The armory firehouse, where John Brown was captured, moved to the Storer College campus in 1910. There, the building became the first museum to honor the abolitionist and his campaign for freedom. This campus museum also displayed items sent to President McDonald from the soldiers and sailors serving overseas. Gifts sent by the men included a copy of the New York Herald in French, pieces of shrapnel, a German joke book, machine gun bullets and a silver letter opener used by the Crown Prince of Germany. By far the most popular items sent home where German helmets. Robert G. Green sent a helmet that was "a source of wonderment...large enough for an atlas to wear." Clarence T. Napper (class of 1913) described his helmet as one "captured from a German, or left by him when he went "west" or somewhere else."

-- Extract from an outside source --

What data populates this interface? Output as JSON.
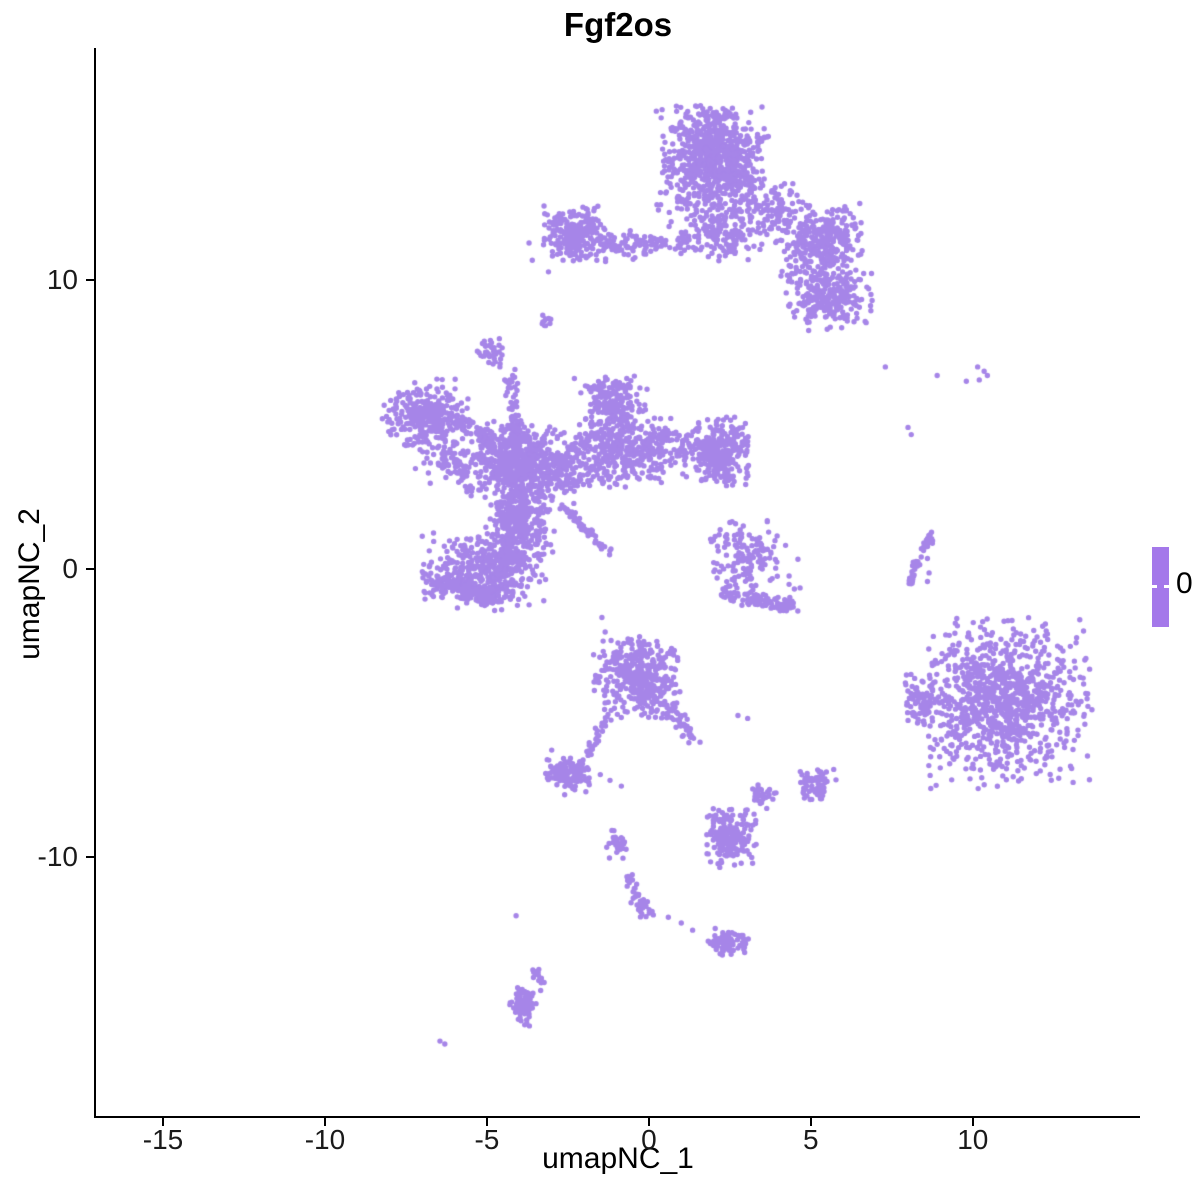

Of the 116,000 Americans who lost their lives during World War I, only one came from Storer College. John W. Tindley served in the 813th Pioneer Infantry as part of the Service of Supply (SOS) units. These men dug ditches, cleaned latrines, buried the dead and labored as stevedores on the docks. On October 3, 1918, while serving in France, John Tindley died of pneumonia. Never to return home again, the soldier was buried in Oise-Aisne American Cemetery and Memorial, an American military cemetery located in northern France. Private Tindley was remembered in his college newspaper as "the one Storer boy for whom a gold star will always shine in our service flag."
When World War I ended on November 11, 1918, African American troops were hopeful that their patriotic sacrifices abroad would help them in their fight for full civil rights in America. Homecoming parades for returning black troops attracted thousands of people and instilled a spirit of determination among the African American community. On February 17, 1919, the Harlem Hellfighters, members of the 93rd Division, marched on New York City's famed 5th Avenue in front of over a million spectators. That May, Crisis magazine editor and Niagara Movement founder, W.E.B. Du Bois, declared, "We return! We return from fighting! We return fighting! Make way for Democracy! We saved it in France and by the Great Jehovah, we will save it in the United States of America, or know the reason why."
Postwar America was anything but peaceful. African Americans quickly found themselves fighting again, many for their very survival. Race riots erupted across the country amid a resurgence of white supremacy. The number of reported lynchings rose from 64 in 1918 to 83 in 1919, and at least eleven of those victims were World War I veterans still in uniform. This scourge only deepened the resolve of African Americans to protest racial injustice, assert their citizenship and hold the nation accountable. Hundreds of thousands of black veterans, among them students from Storer College, had served their country and fought for freedom abroad. As Du Bois and the Niagara Movement declared in 1906 on the Storer campus, “The battle we wage is not for ourselves, but for all true Americans.” So it is to this day.